第2話 探索者なき大陸

陸が見えたとき、誰も歓声を上げなかった。


交易船は静かに速度を落とし、波止場へと近づいていく。

港はある。倉庫も、街も、人もいる。

だが――どこか、空気が違った。


「……妙だな」


キースは甲板から街を見下ろし、そう呟いた。

活気はある。
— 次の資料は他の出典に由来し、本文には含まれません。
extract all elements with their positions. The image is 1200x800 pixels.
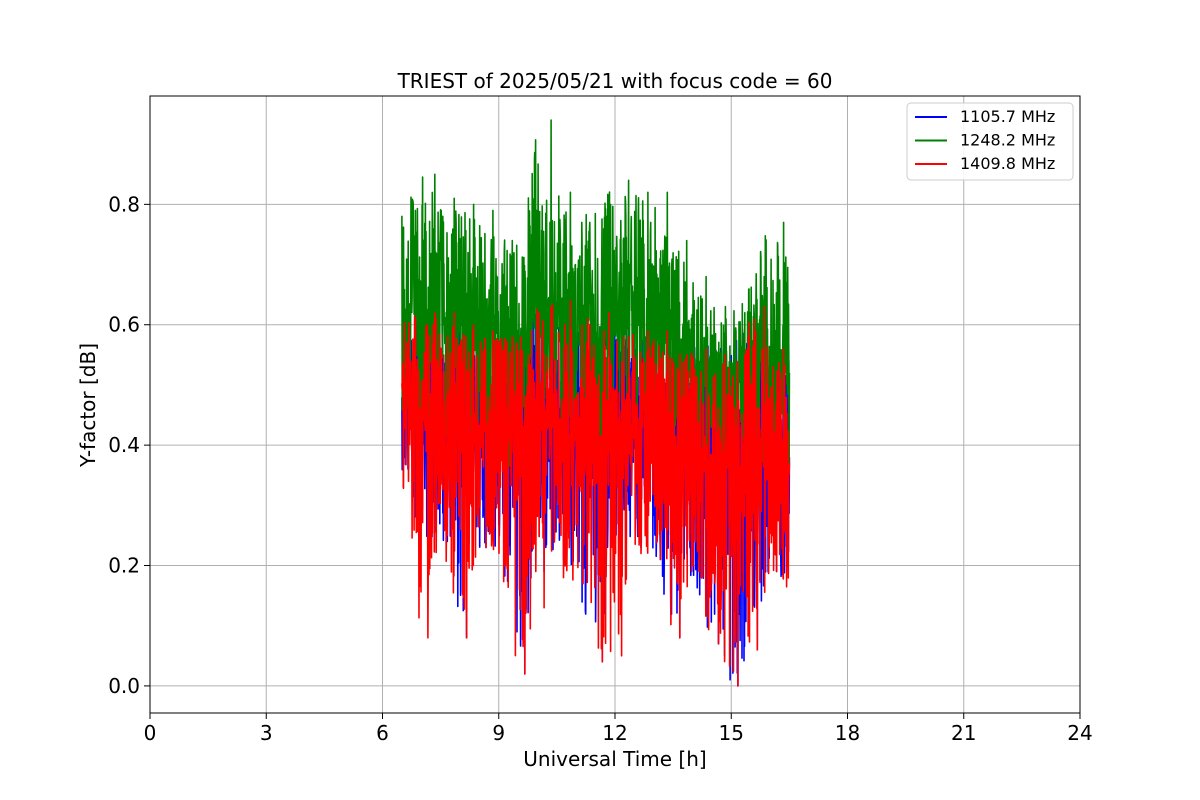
x-tick-label: 0 <box>144 721 157 745</box>
x-axis-label: Universal Time [h] <box>523 747 706 771</box>
x-tick-label: 24 <box>1067 721 1092 745</box>
plot-series <box>401 119 791 687</box>
chart-title: TRIEST of 2025/05/21 with focus code = 6… <box>397 69 833 93</box>
y-tick-label: 0.0 <box>108 674 140 698</box>
legend-label: 1248.2 MHz <box>960 131 1055 150</box>
legend-label: 1409.8 MHz <box>960 154 1055 173</box>
y-axis-label: Y-factor [dB] <box>76 343 100 468</box>
x-tick-label: 12 <box>602 721 627 745</box>
x-tick-label: 18 <box>835 721 860 745</box>
y-axis: 0.0 0.2 0.4 0.6 0.8 <box>108 192 150 698</box>
x-tick-label: 21 <box>951 721 976 745</box>
x-tick-label: 9 <box>492 721 505 745</box>
y-tick-label: 0.4 <box>108 433 140 457</box>
x-tick-label: 15 <box>719 721 744 745</box>
x-axis: 0 3 6 9 12 15 18 21 24 <box>144 713 1093 745</box>
legend: 1105.7 MHz 1248.2 MHz 1409.8 MHz <box>906 102 1074 181</box>
y-tick-label: 0.2 <box>108 554 140 578</box>
legend-label: 1105.7 MHz <box>960 107 1055 126</box>
series-line-1409-8-mhz <box>401 299 791 687</box>
x-tick-label: 6 <box>376 721 389 745</box>
x-tick-label: 3 <box>260 721 273 745</box>
y-tick-label: 0.6 <box>108 313 140 337</box>
legend-box <box>906 102 1074 181</box>
y-tick-label: 0.8 <box>108 192 140 216</box>
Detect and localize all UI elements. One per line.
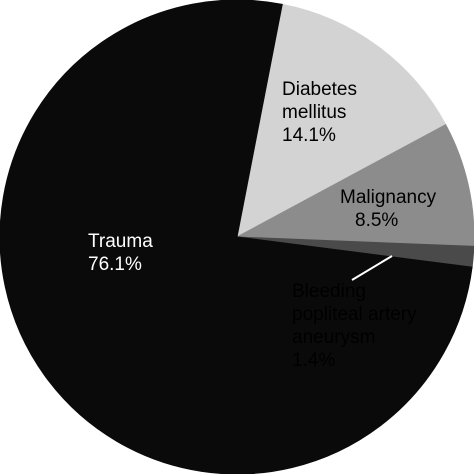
category-name: Malignancy [340, 187, 437, 208]
slice-label: Diabetes mellitus 14.1% [282, 78, 357, 147]
value-label: 1.4% [292, 350, 336, 371]
category-name: Diabetes mellitus [282, 79, 357, 123]
slice-label: Malignancy 8.5% [340, 186, 436, 232]
value-label: 14.1% [282, 125, 336, 146]
category-name: Trauma [88, 231, 153, 252]
value-label: 76.1% [88, 254, 142, 275]
slice-label: Bleeding popliteal artery aneurysm 1.4% [292, 280, 417, 372]
pie-slice [236, 3, 447, 238]
value-label: 8.5% [355, 210, 399, 231]
slice-label: Trauma 76.1% [88, 230, 153, 276]
category-name: Bleeding popliteal artery aneurysm [292, 281, 417, 348]
leader-line [351, 255, 393, 281]
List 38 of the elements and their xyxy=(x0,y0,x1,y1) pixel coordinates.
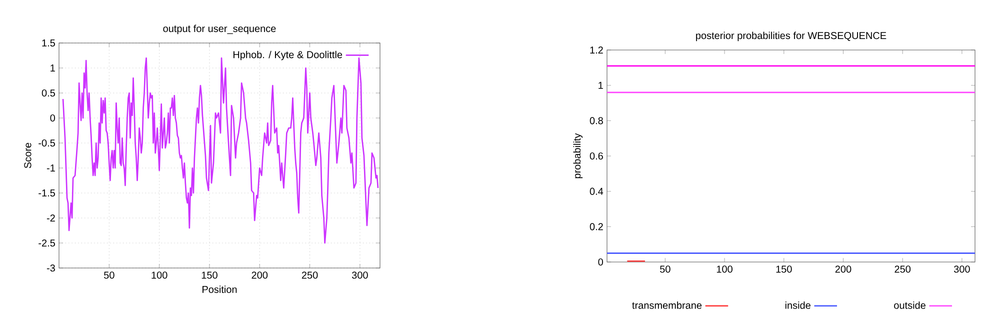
y-tick-label: -1.5 xyxy=(38,190,55,196)
x-tick-label: 300 xyxy=(954,266,970,273)
y-tick-label: -1 xyxy=(46,164,55,172)
y-tick-label: 1 xyxy=(598,82,603,89)
x-tick-label: 50 xyxy=(660,266,670,273)
chart-title: output for user_sequence xyxy=(163,24,276,34)
y-tick-label: 1.5 xyxy=(42,40,55,46)
y-tick-label: 0 xyxy=(598,258,604,266)
y-tick-label: 1.2 xyxy=(590,46,603,54)
x-tick-label: 100 xyxy=(716,266,732,273)
x-tick-label: 300 xyxy=(352,272,368,279)
y-tick-label: 0.8 xyxy=(590,117,603,124)
legend-label: inside xyxy=(785,302,810,309)
x-tick-label: 200 xyxy=(252,272,268,279)
y-tick-label: 0.6 xyxy=(590,152,603,160)
chart-title: posterior probabilities for WEBSEQUENCE xyxy=(696,32,886,42)
x-tick-label: 250 xyxy=(894,266,911,273)
legend-label: Hphob. / Kyte & Doolittle xyxy=(233,50,342,60)
x-tick-label: 100 xyxy=(152,272,168,279)
y-axis-title: probability xyxy=(573,133,583,178)
y-axis-title: Score xyxy=(24,142,32,168)
x-tick-label: 250 xyxy=(302,272,318,279)
x-tick-label: 150 xyxy=(776,266,792,273)
y-tick-label: 1 xyxy=(50,64,55,72)
y-tick-label: -2.5 xyxy=(38,239,55,247)
y-tick-label: -3 xyxy=(46,264,55,272)
y-tick-label: 0.4 xyxy=(590,188,604,195)
y-tick-label: -2 xyxy=(46,214,55,222)
legend-label: transmembrane xyxy=(632,302,702,309)
legend-label: outside xyxy=(894,302,926,309)
x-tick-label: 50 xyxy=(104,272,114,279)
y-tick-label: 0.5 xyxy=(42,89,55,97)
x-tick-label: 150 xyxy=(202,272,218,279)
y-tick-label: 0.2 xyxy=(590,223,603,230)
x-axis-title: Position xyxy=(202,286,237,293)
y-tick-label: -0.5 xyxy=(38,139,55,147)
y-tick-label: 0 xyxy=(50,114,56,122)
x-tick-label: 200 xyxy=(835,266,852,273)
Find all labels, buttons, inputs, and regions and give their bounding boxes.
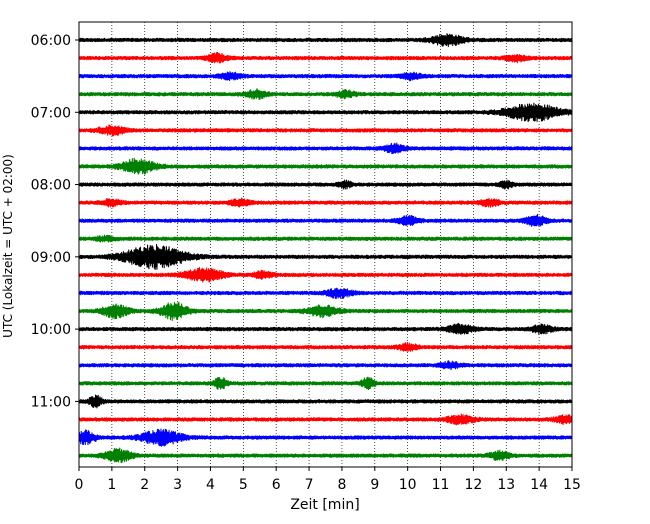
y-tick-label: 07:00 <box>31 105 71 121</box>
trace-0715 <box>78 124 573 137</box>
trace-0615 <box>78 51 573 64</box>
trace-0645 <box>78 88 573 100</box>
x-axis-label: Zeit [min] <box>290 497 359 513</box>
trace-0930 <box>78 287 573 300</box>
trace-0845 <box>78 234 573 243</box>
trace-1115 <box>78 413 573 426</box>
x-tick-label: 14 <box>530 477 548 493</box>
trace-1015 <box>78 342 573 353</box>
y-tick-label: 09:00 <box>31 250 71 266</box>
trace-1100 <box>78 394 573 409</box>
x-tick-label: 13 <box>497 477 515 493</box>
x-tick-label: 7 <box>305 477 314 493</box>
x-tick-label: 15 <box>563 477 581 493</box>
x-tick-label: 4 <box>206 477 215 493</box>
y-tick-label: 11:00 <box>31 394 71 410</box>
x-tick-label: 11 <box>432 477 450 493</box>
x-tick-label: 9 <box>370 477 379 493</box>
trace-0730 <box>78 142 573 155</box>
trace-0900 <box>78 244 573 271</box>
x-tick-label: 1 <box>107 477 116 493</box>
trace-1045 <box>78 376 573 391</box>
trace-0600 <box>78 33 573 48</box>
trace-0830 <box>78 213 573 227</box>
x-tick-label: 6 <box>272 477 281 493</box>
x-tick-label: 12 <box>464 477 482 493</box>
trace-0800 <box>78 179 573 190</box>
x-tick-label: 0 <box>75 477 84 493</box>
y-tick-label: 10:00 <box>31 322 71 338</box>
trace-0815 <box>78 197 573 208</box>
x-tick-label: 3 <box>173 477 182 493</box>
trace-1145 <box>78 447 573 464</box>
trace-1000 <box>78 323 573 335</box>
x-tick-label: 2 <box>140 477 149 493</box>
trace-0700 <box>78 102 573 123</box>
trace-0945 <box>78 301 573 321</box>
x-tick-label: 10 <box>399 477 417 493</box>
y-axis-label: UTC (Lokalzeit = UTC + 02:00) <box>1 154 15 338</box>
trace-0915 <box>78 267 573 283</box>
trace-0745 <box>78 157 573 175</box>
y-tick-label: 08:00 <box>31 178 71 194</box>
y-tick-label: 06:00 <box>31 33 71 49</box>
trace-layer <box>78 33 573 464</box>
x-tick-label: 8 <box>337 477 346 493</box>
trace-1130 <box>78 428 573 447</box>
x-tick-label: 5 <box>239 477 248 493</box>
tick-layer: 0 1 2 3 4 5 6 7 8 9 10 11 12 13 14 1506:0007:0008:0009:… <box>31 33 581 493</box>
grid-layer <box>111 22 540 467</box>
trace-1030 <box>78 360 573 371</box>
trace-0630 <box>78 71 573 82</box>
plot-frame <box>78 21 573 468</box>
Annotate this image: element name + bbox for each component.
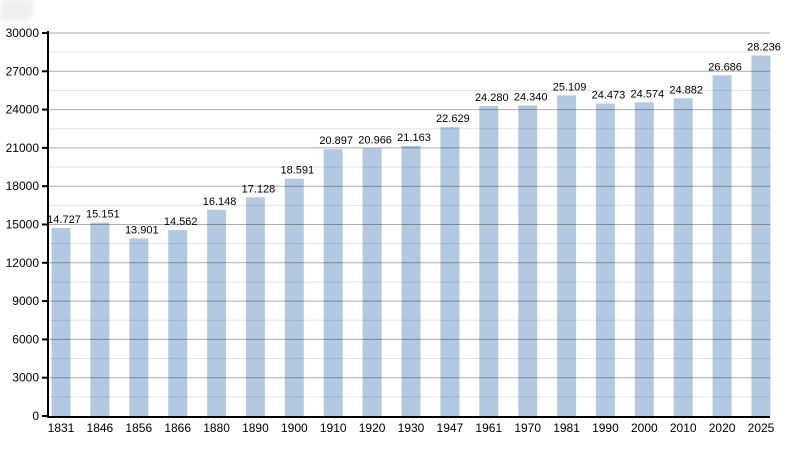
bar-1930 (401, 145, 421, 417)
y-tick-label: 12000 (6, 256, 40, 270)
y-tick-label: 30000 (6, 26, 40, 40)
x-tick-label: 1900 (281, 421, 308, 435)
bar-value-label: 15.151 (86, 209, 120, 221)
x-tick-label: 1961 (475, 421, 502, 435)
bar-value-label: 18.591 (281, 165, 315, 177)
bar-value-label: 20.966 (358, 134, 392, 146)
bar-value-label: 17.128 (242, 183, 276, 195)
bar-value-label: 28.236 (747, 42, 781, 54)
bar-1831 (51, 228, 71, 416)
bar-1846 (90, 222, 110, 416)
bar-1866 (168, 230, 188, 416)
bar-2000 (634, 102, 654, 417)
corner-artifact (0, 0, 34, 22)
y-tick-label: 27000 (6, 64, 40, 78)
bar-2010 (673, 98, 693, 417)
x-tick-label: 1846 (87, 421, 114, 435)
bar-value-label: 24.574 (631, 88, 665, 100)
y-tick-label: 24000 (6, 103, 40, 117)
bar-1990 (595, 103, 615, 416)
bar-2020 (712, 75, 732, 417)
y-tick-label: 18000 (6, 179, 40, 193)
bar-value-label: 25.109 (553, 81, 587, 93)
bar-2025 (751, 55, 771, 416)
bar-value-label: 24.340 (514, 91, 548, 103)
y-tick-label: 3000 (12, 371, 39, 385)
x-tick-label: 1866 (164, 421, 191, 435)
x-tick-label: 1831 (48, 421, 75, 435)
bar-value-label: 14.727 (47, 214, 81, 226)
bar-value-label: 14.562 (164, 216, 198, 228)
bar-1890 (245, 197, 265, 416)
bar-value-label: 21.163 (397, 132, 431, 144)
y-tick-label: 21000 (6, 141, 40, 155)
bar-value-label: 24.882 (669, 84, 703, 96)
bar-1880 (207, 209, 227, 416)
x-tick-label: 1970 (514, 421, 541, 435)
bar-value-label: 13.901 (125, 225, 159, 237)
x-tick-label: 1910 (320, 421, 347, 435)
y-tick-label: 6000 (12, 332, 39, 346)
bar-value-label: 22.629 (436, 113, 470, 125)
x-tick-label: 1880 (203, 421, 230, 435)
bar-value-label: 24.280 (475, 92, 509, 104)
x-tick-label: 1947 (437, 421, 464, 435)
y-tick-label: 9000 (12, 294, 39, 308)
x-tick-label: 2020 (709, 421, 736, 435)
y-tick-label: 15000 (6, 218, 40, 232)
x-tick-label: 1981 (553, 421, 580, 435)
bar-value-label: 26.686 (708, 61, 742, 73)
bar-1920 (362, 148, 382, 417)
bar-1856 (129, 238, 149, 416)
bar-value-label: 24.473 (592, 90, 626, 102)
bar-1910 (323, 149, 343, 416)
bar-1900 (284, 178, 304, 416)
x-tick-label: 2025 (748, 421, 775, 435)
y-tick-label: 0 (32, 409, 39, 423)
x-tick-label: 2000 (631, 421, 658, 435)
x-tick-label: 1856 (125, 421, 152, 435)
bar-1981 (557, 95, 577, 417)
x-tick-label: 1890 (242, 421, 269, 435)
x-tick-label: 1990 (592, 421, 619, 435)
bar-1961 (479, 106, 499, 416)
x-tick-label: 1920 (359, 421, 386, 435)
x-tick-label: 2010 (670, 421, 697, 435)
bar-value-label: 20.897 (319, 135, 353, 147)
bar-1970 (518, 105, 538, 417)
x-tick-label: 1930 (398, 421, 425, 435)
bar-1947 (440, 127, 460, 416)
bar-value-label: 16.148 (203, 196, 237, 208)
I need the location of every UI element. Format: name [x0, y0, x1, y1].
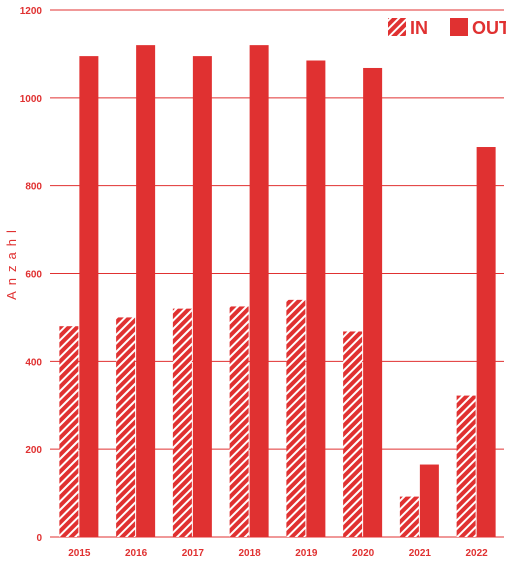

人々は忙しそうに動いている。

それでも、あの独特の緊張感がない。


ミィは興味深そうに鼻を動かし、黒猫は慎重に視線を巡らせる。

シャオは初めての陸地に、少しだけ安心したようだった。


入港手続きを終え、街へ足を踏み入れる。


「探索者ギルドはどこだ?」


キースの問いに、港の役人はきょとんとした顔をした。


「……タンサク、シャ?」


言葉が通じていない。


「旅人なら宿はある。

 傭兵なら、北の詰所だ」


探索者という言葉が、ここには存在しなかった。


街を歩く。

掲示板には依頼が貼られているが、内容は単純だ。

荷運び、護衛、修繕――危険なものほど、兵が対応する。


「歪みは?」


キースがそう尋ねると、商人は顔を曇らせた。


「災厄、だな。

 神罰とも言う」


制御も、調査も、攻略もない。

起きたら逃げるか、祈るか、討伐隊を送るだけ。


「……役割が、ないんだ」


探索者という“間に立つ存在”が、この大陸には存在しない。


夜、宿の屋根から街を見下ろす。

松明の光が揺れ、人々は今日を生きることに集中している。


【スキル〈まねきねこ〉が、反応を示していません】


ミィが不安そうに鳴く。

黒猫は静かに首を振った。


「ここでは、まだだ」


キースは言った。


「招く以前に、受け入れる土壌がない」


シャオが、そっとキースの足元に寄り添う。


「……名乗れないな」


探索者です、と言っても通じない。

だからといって、嘘をつく気もない。


「今日は、ただの旅人だ」


それでいい。


探索者なき大陸では、

探索者は生まれていないだけだ。


歪みは、きっとどこかにある。

だが、それを“役割”として引き受ける者がいない。


キースは街の灯りを見つめる。


「……じゃあ、探すか」


何を?

役割を。

名前を。

そして、始まりを。


最底辺探索者は、

探索者のいない大陸で、最初の一歩を踏み出した。